2. The self-propelled precision cumin harvester according to claim 1, characterized in that: The rear end of the frame (100) is provided with a collection chamber (120), which is located below the end of the clamping belt (210) and receives the cumin fruit being transported.
3. The self-propelled precision cumin harvester according to claim 1, characterized in that: The rear of the frame (100) is provided with a handle (130) with a control panel, which integrates a drive control unit connected to the power unit via a cable.
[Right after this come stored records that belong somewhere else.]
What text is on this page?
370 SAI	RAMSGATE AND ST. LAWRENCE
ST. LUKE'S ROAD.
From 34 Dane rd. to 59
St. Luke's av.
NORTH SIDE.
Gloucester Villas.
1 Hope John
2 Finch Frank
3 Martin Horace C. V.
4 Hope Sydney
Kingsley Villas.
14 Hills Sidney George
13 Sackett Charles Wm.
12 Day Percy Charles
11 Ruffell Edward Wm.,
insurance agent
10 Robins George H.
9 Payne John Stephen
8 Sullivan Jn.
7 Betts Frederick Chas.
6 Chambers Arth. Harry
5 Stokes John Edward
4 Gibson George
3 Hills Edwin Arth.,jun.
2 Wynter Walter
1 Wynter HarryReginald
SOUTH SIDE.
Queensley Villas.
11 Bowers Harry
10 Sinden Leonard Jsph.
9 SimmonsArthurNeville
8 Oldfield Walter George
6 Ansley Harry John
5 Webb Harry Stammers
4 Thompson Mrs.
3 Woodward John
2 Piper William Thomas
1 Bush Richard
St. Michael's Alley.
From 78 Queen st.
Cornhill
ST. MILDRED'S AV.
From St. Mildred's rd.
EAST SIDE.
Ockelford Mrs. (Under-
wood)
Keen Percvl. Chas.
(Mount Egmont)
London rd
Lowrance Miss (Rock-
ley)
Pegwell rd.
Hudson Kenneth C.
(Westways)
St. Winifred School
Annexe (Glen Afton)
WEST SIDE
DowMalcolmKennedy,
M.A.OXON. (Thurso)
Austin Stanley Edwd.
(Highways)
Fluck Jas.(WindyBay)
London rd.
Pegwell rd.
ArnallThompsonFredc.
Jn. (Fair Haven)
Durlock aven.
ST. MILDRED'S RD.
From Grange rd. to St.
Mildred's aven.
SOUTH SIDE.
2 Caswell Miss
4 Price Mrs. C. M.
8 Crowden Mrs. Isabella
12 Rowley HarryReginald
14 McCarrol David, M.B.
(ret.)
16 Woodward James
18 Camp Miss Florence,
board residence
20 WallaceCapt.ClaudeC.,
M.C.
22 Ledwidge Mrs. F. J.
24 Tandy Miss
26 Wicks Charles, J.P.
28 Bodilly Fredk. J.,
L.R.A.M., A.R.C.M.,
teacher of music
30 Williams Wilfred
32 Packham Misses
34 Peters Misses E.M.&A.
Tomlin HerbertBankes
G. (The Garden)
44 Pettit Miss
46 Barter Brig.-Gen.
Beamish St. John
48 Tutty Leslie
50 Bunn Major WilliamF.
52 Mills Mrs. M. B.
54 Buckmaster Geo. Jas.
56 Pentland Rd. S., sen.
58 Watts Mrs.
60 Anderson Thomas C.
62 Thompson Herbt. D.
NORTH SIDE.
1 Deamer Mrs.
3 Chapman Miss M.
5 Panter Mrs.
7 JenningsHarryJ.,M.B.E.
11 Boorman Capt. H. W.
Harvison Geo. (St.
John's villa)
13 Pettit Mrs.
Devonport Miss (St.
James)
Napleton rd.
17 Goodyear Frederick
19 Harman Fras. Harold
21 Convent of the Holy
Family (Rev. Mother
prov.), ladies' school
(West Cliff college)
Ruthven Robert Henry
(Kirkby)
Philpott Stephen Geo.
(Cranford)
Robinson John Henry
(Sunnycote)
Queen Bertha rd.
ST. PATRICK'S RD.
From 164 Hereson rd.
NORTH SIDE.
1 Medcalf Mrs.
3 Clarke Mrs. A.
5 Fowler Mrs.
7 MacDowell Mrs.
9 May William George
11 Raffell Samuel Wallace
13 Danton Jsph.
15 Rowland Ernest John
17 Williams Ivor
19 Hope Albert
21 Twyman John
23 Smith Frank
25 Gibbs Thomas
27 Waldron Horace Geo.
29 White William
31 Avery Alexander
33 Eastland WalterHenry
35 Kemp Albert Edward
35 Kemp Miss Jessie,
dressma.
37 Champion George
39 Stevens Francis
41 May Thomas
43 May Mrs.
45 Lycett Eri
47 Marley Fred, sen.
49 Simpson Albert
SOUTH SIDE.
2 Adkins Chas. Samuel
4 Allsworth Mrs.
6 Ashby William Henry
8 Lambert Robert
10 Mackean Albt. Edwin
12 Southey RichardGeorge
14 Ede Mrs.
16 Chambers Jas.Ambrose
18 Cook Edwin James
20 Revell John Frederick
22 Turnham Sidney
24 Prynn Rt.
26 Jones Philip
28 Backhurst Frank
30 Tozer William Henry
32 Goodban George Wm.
4. The self-propelled precision cumin harvester according to claim 1, characterized in that: The clamping belt (210) is connected to a power unit (220), which is fixed to the frame (100) by a bracket. The power unit (220) is coaxially connected to the passive roller (230) to achieve bidirectional belt drive.
5. The self-propelled precision cumin harvester according to claim 1, characterized in that: The frame (100) has a sliding adjustable tension roller (240) on the side of the through groove (140). The tension roller (240) maintains contact pressure with the inner surface of the clamping belt (210), and the belt tension is controlled by the displacement adjustment mechanism.
6. The self-propelled precision cumin harvester according to claim 1, characterized in that: The walking wheel set (150) includes two sets of symmetrically arranged wide wheels with anti-slip textures on the surface of the wheels.
7. The self-propelled precision cumin harvester according to claim 1, characterized in that: The clamping belt (210) adopts a segmented structure and has equidistant ventilation holes along its length.